The present invention relates to the structure of transistor cells for semicustom chips.
The semicustom method of designing and fabricating integrated circuits uses prefabricated semiconductor wafers which have completed circuits except for the final process step of device or component interconnection. A cost savings is realized by adapting a standard wafer, which has already been designed and manufactured, to a particular customer's needs by simply designing appropriate metal interconnections. Thus, for each customer, a metal mask is designed which connects the necessary active and passive semiconductor components to form the circuit configuration required by the customer. This method of design and fabrication allows development of a custom circuit in less time and at lower cost than if the entire wafer had to be independently designed for each customer.
A limitation in semicustom design is that the polarity and number of transistors is fixed in the prefabricated wafer and cannot be changed at the metal mask level. Thus, for instance, if the standard wafer has more NPN transistors than a particular customer needs in a circuit, these transistors will be unused and waste valuable space on the wafer. In addition, the routing of the metal interconnections may be difficult and inefficient because a PNP transistor is located at a position where the customer's circuit would ideally require an NPN transistor, or vice versa. The usefulness of a prefabricated wafer is thus limited to circuits which require the approximate number, polarity and location of transistors which are on the standard wafer.

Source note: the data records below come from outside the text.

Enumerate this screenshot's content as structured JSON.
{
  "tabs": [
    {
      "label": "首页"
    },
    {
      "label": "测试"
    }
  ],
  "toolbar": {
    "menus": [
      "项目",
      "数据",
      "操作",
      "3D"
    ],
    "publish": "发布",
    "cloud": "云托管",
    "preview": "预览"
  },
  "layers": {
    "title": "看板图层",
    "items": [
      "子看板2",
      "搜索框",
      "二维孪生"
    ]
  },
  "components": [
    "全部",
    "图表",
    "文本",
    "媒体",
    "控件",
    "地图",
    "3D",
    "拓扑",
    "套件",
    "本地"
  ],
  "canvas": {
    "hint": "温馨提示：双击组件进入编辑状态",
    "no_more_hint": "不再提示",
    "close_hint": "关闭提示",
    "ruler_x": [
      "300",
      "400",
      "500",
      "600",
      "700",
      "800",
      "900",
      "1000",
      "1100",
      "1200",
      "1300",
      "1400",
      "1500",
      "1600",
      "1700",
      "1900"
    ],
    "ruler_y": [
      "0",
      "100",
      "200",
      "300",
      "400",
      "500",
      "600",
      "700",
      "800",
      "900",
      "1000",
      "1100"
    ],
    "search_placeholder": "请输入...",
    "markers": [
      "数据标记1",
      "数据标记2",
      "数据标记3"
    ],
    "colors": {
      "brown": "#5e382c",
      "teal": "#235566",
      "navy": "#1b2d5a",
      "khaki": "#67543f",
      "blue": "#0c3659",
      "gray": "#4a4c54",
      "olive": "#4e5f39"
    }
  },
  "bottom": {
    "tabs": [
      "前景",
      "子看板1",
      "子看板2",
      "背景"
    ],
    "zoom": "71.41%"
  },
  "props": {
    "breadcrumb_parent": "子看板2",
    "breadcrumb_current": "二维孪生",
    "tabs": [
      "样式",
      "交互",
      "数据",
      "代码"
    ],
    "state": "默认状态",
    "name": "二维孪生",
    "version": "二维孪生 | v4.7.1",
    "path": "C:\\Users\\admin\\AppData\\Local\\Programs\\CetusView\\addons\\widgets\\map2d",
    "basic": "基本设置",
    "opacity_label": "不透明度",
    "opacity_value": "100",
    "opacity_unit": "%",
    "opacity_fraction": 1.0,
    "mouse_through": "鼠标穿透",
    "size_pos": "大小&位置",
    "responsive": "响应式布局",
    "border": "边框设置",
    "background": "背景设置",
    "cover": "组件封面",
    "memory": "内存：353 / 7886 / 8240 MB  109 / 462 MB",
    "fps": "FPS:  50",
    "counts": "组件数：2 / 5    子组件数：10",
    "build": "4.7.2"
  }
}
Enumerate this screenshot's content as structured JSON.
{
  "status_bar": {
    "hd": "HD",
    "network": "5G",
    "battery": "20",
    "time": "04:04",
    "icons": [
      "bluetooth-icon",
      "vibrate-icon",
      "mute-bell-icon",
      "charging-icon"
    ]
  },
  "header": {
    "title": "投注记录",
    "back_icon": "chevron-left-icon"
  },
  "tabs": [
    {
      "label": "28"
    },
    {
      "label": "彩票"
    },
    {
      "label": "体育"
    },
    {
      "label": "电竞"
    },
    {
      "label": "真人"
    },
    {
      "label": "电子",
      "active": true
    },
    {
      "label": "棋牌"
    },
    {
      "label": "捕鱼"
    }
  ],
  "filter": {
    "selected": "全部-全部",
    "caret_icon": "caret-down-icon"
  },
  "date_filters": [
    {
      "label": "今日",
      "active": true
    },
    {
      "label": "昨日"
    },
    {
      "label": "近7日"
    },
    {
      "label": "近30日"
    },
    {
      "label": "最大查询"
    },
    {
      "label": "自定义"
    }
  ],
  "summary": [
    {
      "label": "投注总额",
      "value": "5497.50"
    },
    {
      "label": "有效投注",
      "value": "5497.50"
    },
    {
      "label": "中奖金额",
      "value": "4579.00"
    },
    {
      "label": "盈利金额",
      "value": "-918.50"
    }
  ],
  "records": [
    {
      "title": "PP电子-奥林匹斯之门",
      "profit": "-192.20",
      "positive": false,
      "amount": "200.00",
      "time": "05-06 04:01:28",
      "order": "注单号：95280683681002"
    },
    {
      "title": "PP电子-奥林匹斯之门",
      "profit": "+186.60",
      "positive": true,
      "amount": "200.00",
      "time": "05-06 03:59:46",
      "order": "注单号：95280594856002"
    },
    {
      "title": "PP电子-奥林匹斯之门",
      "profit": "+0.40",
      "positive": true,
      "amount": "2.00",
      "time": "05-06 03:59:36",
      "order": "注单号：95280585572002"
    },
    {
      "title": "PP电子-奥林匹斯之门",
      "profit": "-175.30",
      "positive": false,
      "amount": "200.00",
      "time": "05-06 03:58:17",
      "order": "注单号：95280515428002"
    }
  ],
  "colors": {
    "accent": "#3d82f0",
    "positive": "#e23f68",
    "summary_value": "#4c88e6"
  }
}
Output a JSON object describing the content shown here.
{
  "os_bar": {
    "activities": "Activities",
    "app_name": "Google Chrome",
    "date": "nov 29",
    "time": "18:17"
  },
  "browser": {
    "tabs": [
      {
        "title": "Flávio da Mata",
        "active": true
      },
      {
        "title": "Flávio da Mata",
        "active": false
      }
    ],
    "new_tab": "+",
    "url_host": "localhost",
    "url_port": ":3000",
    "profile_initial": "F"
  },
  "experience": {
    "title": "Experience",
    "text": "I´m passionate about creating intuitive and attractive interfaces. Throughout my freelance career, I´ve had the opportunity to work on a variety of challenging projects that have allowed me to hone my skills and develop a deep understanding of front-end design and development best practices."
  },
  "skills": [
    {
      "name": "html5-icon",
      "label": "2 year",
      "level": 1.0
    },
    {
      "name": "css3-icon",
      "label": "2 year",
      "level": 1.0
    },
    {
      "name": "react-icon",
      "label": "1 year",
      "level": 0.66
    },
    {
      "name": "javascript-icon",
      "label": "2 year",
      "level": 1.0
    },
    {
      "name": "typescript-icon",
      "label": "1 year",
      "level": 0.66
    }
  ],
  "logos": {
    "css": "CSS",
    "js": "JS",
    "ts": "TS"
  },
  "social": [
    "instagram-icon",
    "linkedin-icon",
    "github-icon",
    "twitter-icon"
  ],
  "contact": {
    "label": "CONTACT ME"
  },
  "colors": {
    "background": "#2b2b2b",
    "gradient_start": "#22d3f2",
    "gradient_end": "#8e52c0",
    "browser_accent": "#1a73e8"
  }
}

The devices on a standard wafer are formed in a number of cells which contain one or more devices which form the building blocks of a customer's circuit. An example of a typical known cell 10 having a single PNP transistor is shown in FIG. 1. A P-doped isolation well 12 in an epitaxial (EPI) layer 14 defines a border for the cell and isolates it from other devices. A central P- doped region 16 forms the emitter of the transistor with a pair of L shaped P-doped regions 18 forming the collector of the transistor and an N-doped region 20 forming the base of the transistor. This design may vary, but in general base 20 is off to a side while the central emitter 16 is partially surrounded by the collector 18.
FIG. 2 shows an example of a typical known cell 22 for an NPN transistor. A P-doped isolation region 24 in an epitaxial region 26 surrounds cell 22. An N-doped region 28 forms the collector of the transistor and a P-doped region 30 forms the base of the transistor. An N-doped region 32 within P-doped base region 30 forms the emitter of the transistor.
In a semicustom chip, the PNP and NPN transistors of FIGS. 1 and 2 may both be on the same semiconductor wafer, with one or the other being connected as required by the customer's circuit. If there are more of either the PNP or the NPN transistors on the chip than are required by the customer's circuit, the space taken up by all such transistors will be wasted. Some savings of space may be achieved by combining several transistors in a single cell, usually two PNP or two NPN transistors in a cell or, less often, a PNP and an NPN transistor in a single cell. Although the spacing in between cells is thus reduced, the size of the cell is increased by the size of the additional transistors added.
There is thus a need in semicustom chip design for a transistor cell which contains both NPN and PNP transistors but which does not take up the area of two separate NPN and PNP transistors.